“Memoria”, le film-rêve avec Tilda Swinton qui fascine Cannes
À l’approche de la dernière ligne droite du Festival de Cannes, le cinéaste thaïlandais Apichatpong Weerasethakul s’est donné la mission de répondre à nos demandes parfois informulées, celle de spectateurs et spectatrices saturés de signes et d’images en tout genre.
Par Olivier Joyard.
Qui a besoin d’une dose de calme, de prendre le temps de la contemplation ? A l’approche de la dernière ligne droite du Festival de Cannes, le cinéaste thaïlandais Apichatpong Weerasethakul s’est donné la mission de répondre à nos demandes parfois informulées, celles de spectateurs et spectatrices saturés de signes et d’images en tout genre. Et pas seulement sur les réseaux sociaux. Même dans la bulle de la Croisette et ses films issus du haut du panier de la production mondiale, on remarque cette année de forts effets de signature, une tendance générale à remplir le vide jusqu’à l’excès. Beaucoup de films bavards et bruyants, en somme, comme s’il fallait montrer les muscles du cinéma trop longtemps empêché. Celui qui avait obtenu la Palme d’or en 2010 pour le splendide Oncle Boonmee a décidé de prendre un autre chemin, en arpentant précisément le vide, en le creusant doucement mais sûrement, jusqu’à atteindre un état proche de la lévitation.

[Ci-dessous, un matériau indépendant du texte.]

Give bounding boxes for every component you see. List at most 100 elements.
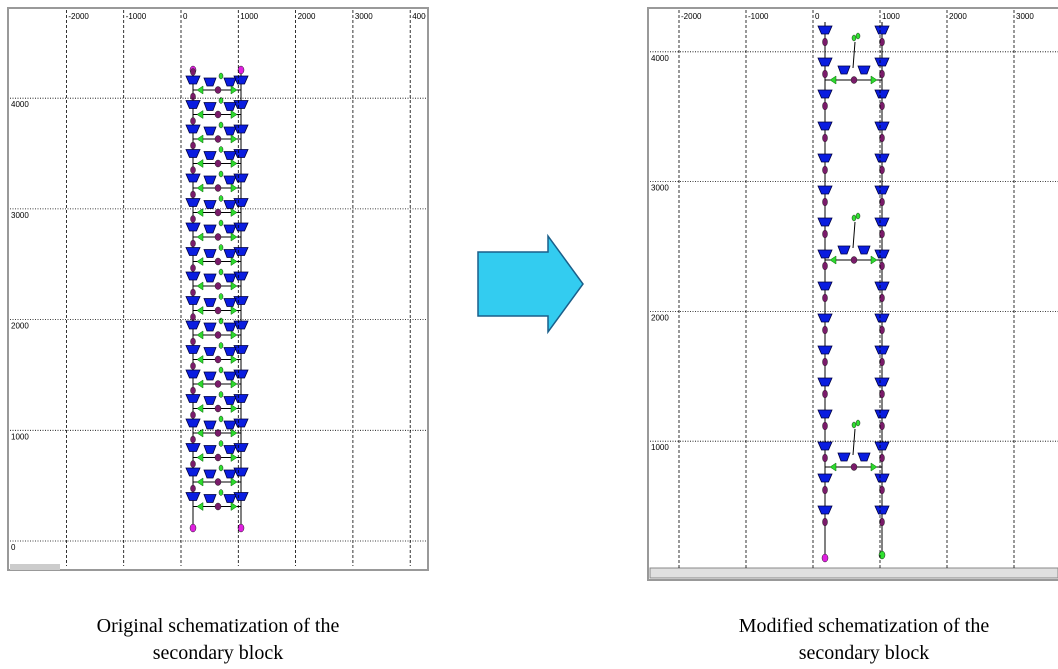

Memoria est le premier film de l’artiste-cinéaste (dont une belle exposition a lieu actuellement à l’IAC Villeurbanne, jusqu’en novembre) tourné en dehors de Thaïlande. Le prix d’une longue maturation. Après avoir rencontré Tilda Swinton à Cannes au milieu des années 2000, Weerasethakul et l’ex-comédienne fétiche de Derek Jarman se sont promis de façonner un projet en commun, nourri par leurs expériences de vie. Voici aujourd’hui le résultat, un film conçu comme une échappée, tourné intégralement en Colombie, pays que ni l’un ni l’autre ne connaissait. Le cinéma comme dépaysement, au sens littéral du terme – le contraire du tourisme. Le cinéma comme lieu d’étrangeté, également. Tout commence ici par un boum, un bruit mystérieux que le personnage de Tilda Swinton entend dans sa tête au réveil, et que les médecins peinent à identifier. Elle en recherche patiemment l’origine. L’occasion pour le cinéaste d’inventer des images et des sons issus de son intériorité, de ses traumatismes, de sa solitude, une expérience parfois aride mais peu à peu envoûtante.
La marcheuse du film met tout le temps de la fiction à trouver du sens à son errance. De l’autre côté de l’écran, il nous est demandé le même engagement, d’accepter de plonger dans “les profondeurs de l’illusion” et de regarder peut-être nos trous noirs intimes. Il nous sera finalement donné l’occasion de toucher à l’immensité du monde, des pierres, des paysages, et de partager ni plus ni moins que les souvenirs d’autres humains autour de nous. Le cinéma d’Apichatpong Weerasethakul touche en profondeur car il est un appel au partage du sensible, à l’écoute, au respect des frontières entre vie et mort, passé et présent. Memoria s’incruste longtemps dans les têtes, comme une partition douce mais entêtante, qui mérite toutes les Palmes du monde.
Memoria d’Apichatpong Weerasethakul. En compétition. Sortie en novembre.
À voir actuellement : exposition “Periphery of The Night” d’Apichatpong Weerasethakul (IAC Villeurbanne).